"FOR ALLEN—WITH ALL LOVE": PRESENTATION/ASSOCIATION COPY OF PIECES, WARMLY INSCRIBED BY ROBERT CREELEY TO ALLEN GINSBURG, WITH ALLEN GINSBERG'S OWNER SIGNATURE
(GINSBERG, Allen) CREELEY, Robert. Pieces. New York: Charles Scribner's Sons, (1969). Octavo, original yellow cloth, original dust jacket.
Second edition, presentation copy, warmly inscribed by Robert Creeley to Allen Ginsberg: "for Allen—with all love. Bob," and with Allen Ginsberg's dated owner signature.
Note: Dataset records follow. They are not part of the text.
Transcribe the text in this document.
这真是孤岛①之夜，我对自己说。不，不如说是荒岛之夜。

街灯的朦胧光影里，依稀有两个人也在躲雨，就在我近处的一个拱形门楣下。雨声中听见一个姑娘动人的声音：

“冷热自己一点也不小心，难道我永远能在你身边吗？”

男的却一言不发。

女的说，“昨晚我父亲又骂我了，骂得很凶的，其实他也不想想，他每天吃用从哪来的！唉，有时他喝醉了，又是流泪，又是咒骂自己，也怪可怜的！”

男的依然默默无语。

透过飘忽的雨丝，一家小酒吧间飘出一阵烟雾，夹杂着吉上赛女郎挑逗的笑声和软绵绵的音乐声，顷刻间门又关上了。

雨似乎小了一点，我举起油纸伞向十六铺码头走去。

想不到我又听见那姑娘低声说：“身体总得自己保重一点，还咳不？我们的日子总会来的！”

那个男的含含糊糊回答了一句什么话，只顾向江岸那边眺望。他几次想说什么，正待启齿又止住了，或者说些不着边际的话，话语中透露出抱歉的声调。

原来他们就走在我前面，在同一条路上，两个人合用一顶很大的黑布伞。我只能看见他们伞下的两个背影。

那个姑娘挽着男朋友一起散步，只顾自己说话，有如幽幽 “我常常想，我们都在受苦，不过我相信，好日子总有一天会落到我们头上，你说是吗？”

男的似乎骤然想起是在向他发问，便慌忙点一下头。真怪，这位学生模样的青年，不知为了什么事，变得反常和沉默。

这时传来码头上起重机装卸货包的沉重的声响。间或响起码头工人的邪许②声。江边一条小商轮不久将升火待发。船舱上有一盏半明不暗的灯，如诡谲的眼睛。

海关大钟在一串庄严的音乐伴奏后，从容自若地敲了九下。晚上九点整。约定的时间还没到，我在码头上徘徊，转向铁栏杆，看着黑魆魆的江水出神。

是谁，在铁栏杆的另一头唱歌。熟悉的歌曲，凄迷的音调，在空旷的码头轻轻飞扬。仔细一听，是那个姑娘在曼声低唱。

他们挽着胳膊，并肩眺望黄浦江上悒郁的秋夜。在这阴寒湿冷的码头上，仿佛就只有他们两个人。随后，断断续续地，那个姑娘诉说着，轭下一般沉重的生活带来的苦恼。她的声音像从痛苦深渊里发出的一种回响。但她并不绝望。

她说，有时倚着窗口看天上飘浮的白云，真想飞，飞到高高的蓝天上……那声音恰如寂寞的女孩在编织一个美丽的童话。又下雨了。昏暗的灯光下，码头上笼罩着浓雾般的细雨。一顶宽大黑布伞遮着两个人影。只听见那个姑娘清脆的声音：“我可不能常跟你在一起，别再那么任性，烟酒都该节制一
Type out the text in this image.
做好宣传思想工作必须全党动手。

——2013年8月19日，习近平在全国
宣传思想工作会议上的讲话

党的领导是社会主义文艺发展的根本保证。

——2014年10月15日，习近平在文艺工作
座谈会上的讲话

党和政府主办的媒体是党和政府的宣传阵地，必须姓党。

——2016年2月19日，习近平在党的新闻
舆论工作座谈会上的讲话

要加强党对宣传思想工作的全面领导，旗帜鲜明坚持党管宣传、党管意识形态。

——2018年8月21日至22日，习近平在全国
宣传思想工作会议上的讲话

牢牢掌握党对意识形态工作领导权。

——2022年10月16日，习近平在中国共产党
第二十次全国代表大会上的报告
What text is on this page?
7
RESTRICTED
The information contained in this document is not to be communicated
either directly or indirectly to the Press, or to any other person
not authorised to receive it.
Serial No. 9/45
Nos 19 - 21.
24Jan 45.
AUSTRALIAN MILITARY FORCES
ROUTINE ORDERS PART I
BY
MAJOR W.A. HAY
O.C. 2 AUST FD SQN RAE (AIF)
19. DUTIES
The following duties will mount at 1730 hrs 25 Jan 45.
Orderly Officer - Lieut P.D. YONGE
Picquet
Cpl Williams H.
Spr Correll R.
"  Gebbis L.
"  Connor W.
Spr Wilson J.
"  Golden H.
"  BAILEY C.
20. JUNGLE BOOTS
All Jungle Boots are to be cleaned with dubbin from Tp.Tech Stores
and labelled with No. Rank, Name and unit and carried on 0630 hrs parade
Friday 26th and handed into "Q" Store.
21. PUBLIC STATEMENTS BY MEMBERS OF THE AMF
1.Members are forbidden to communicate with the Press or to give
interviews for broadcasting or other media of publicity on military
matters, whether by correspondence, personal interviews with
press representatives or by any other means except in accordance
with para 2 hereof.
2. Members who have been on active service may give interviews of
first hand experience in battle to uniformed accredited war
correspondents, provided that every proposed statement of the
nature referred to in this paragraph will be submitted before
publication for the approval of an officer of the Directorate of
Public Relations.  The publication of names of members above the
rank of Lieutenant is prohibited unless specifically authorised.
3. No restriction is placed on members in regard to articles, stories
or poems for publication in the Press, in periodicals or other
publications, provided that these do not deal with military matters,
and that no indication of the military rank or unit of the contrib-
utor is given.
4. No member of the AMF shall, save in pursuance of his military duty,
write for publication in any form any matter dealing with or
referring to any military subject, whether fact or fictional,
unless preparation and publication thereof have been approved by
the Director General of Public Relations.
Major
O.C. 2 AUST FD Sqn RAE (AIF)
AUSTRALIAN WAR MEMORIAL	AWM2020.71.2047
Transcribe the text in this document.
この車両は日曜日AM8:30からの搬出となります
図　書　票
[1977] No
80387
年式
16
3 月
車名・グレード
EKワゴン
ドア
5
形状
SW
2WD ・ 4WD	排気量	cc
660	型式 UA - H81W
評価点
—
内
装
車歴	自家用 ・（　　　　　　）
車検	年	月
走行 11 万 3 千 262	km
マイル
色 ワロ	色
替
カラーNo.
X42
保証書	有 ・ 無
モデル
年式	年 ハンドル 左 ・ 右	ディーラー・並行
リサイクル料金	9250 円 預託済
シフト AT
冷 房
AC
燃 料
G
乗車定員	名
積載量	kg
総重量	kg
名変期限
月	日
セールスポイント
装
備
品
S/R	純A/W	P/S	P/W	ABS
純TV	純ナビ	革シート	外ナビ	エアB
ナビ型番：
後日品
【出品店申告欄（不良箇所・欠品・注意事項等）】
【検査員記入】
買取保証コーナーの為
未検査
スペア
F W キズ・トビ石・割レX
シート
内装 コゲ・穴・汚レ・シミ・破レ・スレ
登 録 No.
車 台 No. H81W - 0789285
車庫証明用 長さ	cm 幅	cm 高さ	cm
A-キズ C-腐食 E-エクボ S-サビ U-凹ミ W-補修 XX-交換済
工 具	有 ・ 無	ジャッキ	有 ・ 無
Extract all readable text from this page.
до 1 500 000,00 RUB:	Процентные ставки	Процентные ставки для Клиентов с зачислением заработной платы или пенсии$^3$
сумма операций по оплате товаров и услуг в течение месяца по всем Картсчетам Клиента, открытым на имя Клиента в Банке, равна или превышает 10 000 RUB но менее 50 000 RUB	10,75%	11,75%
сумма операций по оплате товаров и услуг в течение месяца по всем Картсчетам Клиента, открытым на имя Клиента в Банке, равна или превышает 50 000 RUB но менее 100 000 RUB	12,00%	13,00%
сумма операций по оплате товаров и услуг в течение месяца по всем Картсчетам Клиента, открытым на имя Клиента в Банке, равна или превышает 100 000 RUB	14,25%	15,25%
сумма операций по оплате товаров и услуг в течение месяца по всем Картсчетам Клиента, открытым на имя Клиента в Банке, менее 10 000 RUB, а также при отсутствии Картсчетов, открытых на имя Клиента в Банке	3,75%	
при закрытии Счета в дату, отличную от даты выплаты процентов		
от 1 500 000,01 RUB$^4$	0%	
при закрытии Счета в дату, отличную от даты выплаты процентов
Among the Beat poets, Robert Creeley was known for his in-depth understanding of poetic meter and his taste for innovation. "His third book of poetry, Pieces (1969), took another radical turn by exploring the language of everydayness in a more playful manner" (ANB). Stephanie Burt in the London Review of Books noted that Pieces was the first of Creeley's works to "recall drug culture, more important to the arts in those years than to poetry in English before or since," but also praised Creeley's ability to capture the conventional in unconventional ways, memorably and minimalistically. "At the time of his death in 2005, Robert Creeley was widely recognized as one of the most important and influential American poets of the 20th century" (Poetry Foundation). Published the year prior by Black Sparrow Press in an edition of only 426 copies, with most of the edition signed and numbered (approximately 276 copies). This copy is inscribed by Creeley to Allen Ginsberg and bears Ginsberg's dated owner signature. Robert Creeley was already an accomplished poet and author when he met Allen Ginsberg. During the early 1950s, he had even been a professor at Black Mountain College. However, the closure of the college led him to set out for San Francisco "where he felt an instant affinity with the Beat writers Allen Ginsberg and Jack Kerouac" (ANB). When Creeley left to teach in Buffalo, he maintained his relationship with Ginsberg, even forging a lengthy correspondence with him that began with letters and continued through the fax and email eras. In an interview, Ginsberg mentioned his friend, remarking, "Creeley. Each syllable is a thought. That's a good way of [describing it], actually. That's an aphorism for Creeley—'One thought per syllable' (in the sense that each syllable seems to be like a new thought)—opposite from my kind of writing… [A] painter works with pigment, his particular pigment, [Creeley's] particular pigment is a syllable, whereas mine would be phrasing or cadence." When asked about each other, the men had only good things to say. According to Ginsberg, "Robert Creeley has created a noble life body of poetry that extends the work of his predecessors Pound, Williams, Zukofsky and Olson and provides like them a method for his successors in exploring our new American poetic consciousness." Creeley was just as complimentary to Ginsberg, stating, "The heroism of Allen Ginsberg in the 'fifties cannot be overemphasized."